I watched the first innings last night and thought we had enough runs on the board. All of Ngidi's wickets were from the ball holding up on the surface, so I am surprised they got the total with relative ease.

You are 100% right on the answer to your question, though. The fielder takes the risk and must accept it. An over throw is an over throw, no matter how it comes and the batter should not apologise for it - as much as it sucked for NZ in the WC Final, that's just the way sport goes. Sometimes, cricket takes the 'spirit of the game' concept to places that it doesn't need to go... (Mankading is apparently against 'the spirit' but as a former fast bowler I was not concerned about that, it was just that I could never lower myself to do it as I didn't want the batter to think I could not get him out with skill.)

Speaking of apologising, why do tennis players say 'sorry' when the ball hits the net chord and trickles over the net for their point? They didn't mean to do it and they have no intention of giving the point to the other player, so why bother with the sham of apologising for it?
 
Speaking of apologising, why do tennis players say 'sorry' when the ball hits the net chord and trickles over the net for their point? They didn't mean to do it and they have no intention of giving the point to the other player, so why bother with the sham of apologising for it?
Agree with this also.
 
I think this theory came from the old days when you could change the line of your run to put yourself between the stumps and the fielder - so the school of thought was that if you got between ball and stumps then it was a bit rich to rub it in by taking the overthrow if the ball hit you.

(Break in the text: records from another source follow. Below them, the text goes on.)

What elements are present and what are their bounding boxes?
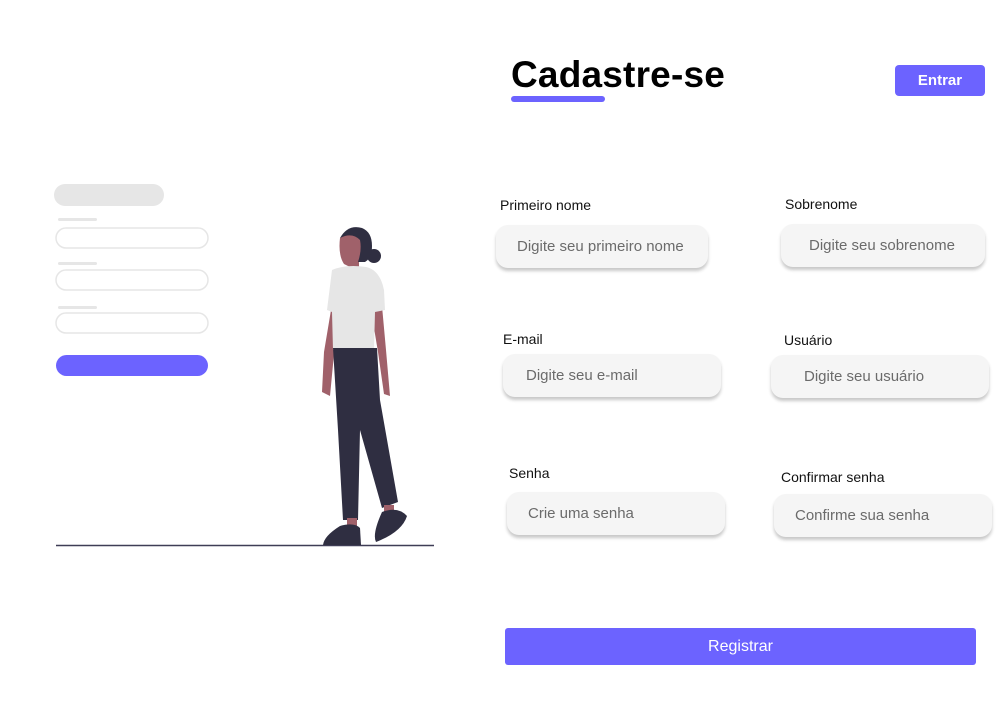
username-input[interactable] <box>771 355 989 398</box>
person-figure <box>322 227 407 545</box>
confirm-password-label: Confirmar senha <box>781 469 885 485</box>
illustration-input-box <box>55 269 209 291</box>
illustration-form-title-bar <box>54 184 164 206</box>
illustration-input-box <box>55 312 209 334</box>
illustration-label-line <box>58 262 97 265</box>
title-underline <box>511 96 605 102</box>
illustration-submit-bar <box>56 355 208 376</box>
first-name-input[interactable] <box>496 225 708 268</box>
confirm-password-input[interactable] <box>774 494 992 537</box>
last-name-label: Sobrenome <box>785 196 858 212</box>
email-label: E-mail <box>503 331 543 347</box>
register-button[interactable]: Registrar <box>505 628 976 665</box>
illustration-label-line <box>58 306 97 309</box>
login-button[interactable]: Entrar <box>895 65 985 96</box>
username-label: Usuário <box>784 332 833 348</box>
page-title: Cadastre-se <box>511 54 726 95</box>
first-name-label: Primeiro nome <box>500 197 592 213</box>
password-input[interactable] <box>507 492 725 535</box>
illustration-input-box <box>55 227 209 249</box>
password-label: Senha <box>509 465 550 481</box>
last-name-input[interactable] <box>781 224 985 267</box>
signup-illustration <box>54 184 434 547</box>
email-input[interactable] <box>503 354 721 397</box>
illustration-label-line <box>58 218 97 221</box>
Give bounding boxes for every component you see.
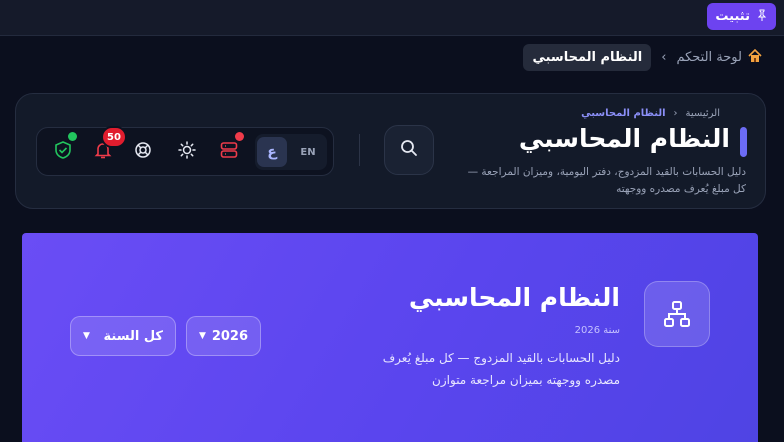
security-button[interactable] bbox=[47, 132, 79, 168]
pin-icon bbox=[756, 9, 768, 24]
pin-label: تثبيت bbox=[715, 9, 750, 24]
header-breadcrumb: الرئيسية ‹ النظام المحاسبي bbox=[581, 108, 720, 119]
header-crumb-home[interactable]: الرئيسية bbox=[686, 108, 720, 119]
chevron-down-icon: ▼ bbox=[83, 331, 90, 341]
server-status-button[interactable] bbox=[213, 132, 245, 168]
sun-icon bbox=[177, 140, 197, 164]
server-alert-dot bbox=[235, 132, 244, 141]
lang-english-button[interactable]: EN bbox=[293, 137, 323, 167]
lang-arabic-button[interactable]: ع bbox=[257, 137, 287, 167]
period-select[interactable]: كل السنة ▼ bbox=[70, 316, 176, 356]
search-button[interactable] bbox=[384, 125, 434, 175]
hero-year-label: سنة 2026 bbox=[574, 325, 620, 336]
hero-description: دليل الحسابات بالقيد المزدوج — كل مبلغ ي… bbox=[382, 351, 620, 387]
period-select-value: كل السنة bbox=[103, 328, 163, 344]
page-description: دليل الحسابات بالقيد المزدوج، دفتر اليوم… bbox=[467, 166, 746, 195]
support-button[interactable] bbox=[127, 136, 159, 168]
theme-toggle-button[interactable] bbox=[171, 136, 203, 168]
server-icon bbox=[219, 140, 239, 164]
page-header-card: الرئيسية ‹ النظام المحاسبي النظام المحاس… bbox=[15, 93, 766, 209]
title-accent-bar bbox=[740, 127, 747, 157]
hero-title: النظام المحاسبي bbox=[408, 283, 620, 312]
year-select-value: 2026 bbox=[211, 328, 248, 344]
hierarchy-icon bbox=[644, 281, 710, 347]
breadcrumb-current: النظام المحاسبي bbox=[523, 44, 652, 71]
home-icon bbox=[748, 48, 762, 67]
header-crumb-current: النظام المحاسبي bbox=[581, 108, 666, 119]
page-title: النظام المحاسبي bbox=[518, 124, 730, 153]
breadcrumb-home-label: لوحة التحكم bbox=[676, 50, 742, 65]
header-crumb-separator: ‹ bbox=[673, 108, 678, 119]
pin-button[interactable]: تثبيت bbox=[707, 3, 776, 30]
breadcrumb-separator: › bbox=[661, 50, 667, 65]
header-divider bbox=[359, 134, 360, 166]
breadcrumb: لوحة التحكم › النظام المحاسبي bbox=[0, 37, 784, 78]
notification-count-badge: 50 bbox=[101, 126, 127, 148]
top-bar: تثبيت bbox=[0, 0, 784, 36]
shield-check-icon bbox=[53, 140, 73, 164]
header-toolbar: 50 ع EN bbox=[36, 126, 334, 176]
hero-banner: النظام المحاسبي سنة 2026 دليل الحسابات ب… bbox=[22, 233, 758, 442]
chevron-down-icon: ▼ bbox=[199, 331, 206, 341]
lifebuoy-icon bbox=[133, 140, 153, 164]
year-select[interactable]: 2026 ▼ bbox=[186, 316, 261, 356]
search-icon bbox=[400, 139, 418, 161]
language-switcher: ع EN bbox=[255, 134, 327, 170]
breadcrumb-home[interactable]: لوحة التحكم bbox=[676, 48, 762, 67]
security-status-dot bbox=[68, 132, 77, 141]
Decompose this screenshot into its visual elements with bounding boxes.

They changed the rule a few years back that you can't change the course of your run between the wickets - now deemed interfering with the field. So these days you could make a case that it's fair game to take the overthrows. Most players don't of course, Stokes was on the record as saying he wouldn't have run had the ball not made the boundary but because it went for 4 he didn't get an option.
 
Stand firm Sydney cricket. I see the AFL cheerleaders are back out in force trying yet again to convince the SCG Trust and everyone else that drop-in pitches are fantastic. Well maybe for AFL, but not for cricket. Long live the Sydney CRICKET Ground.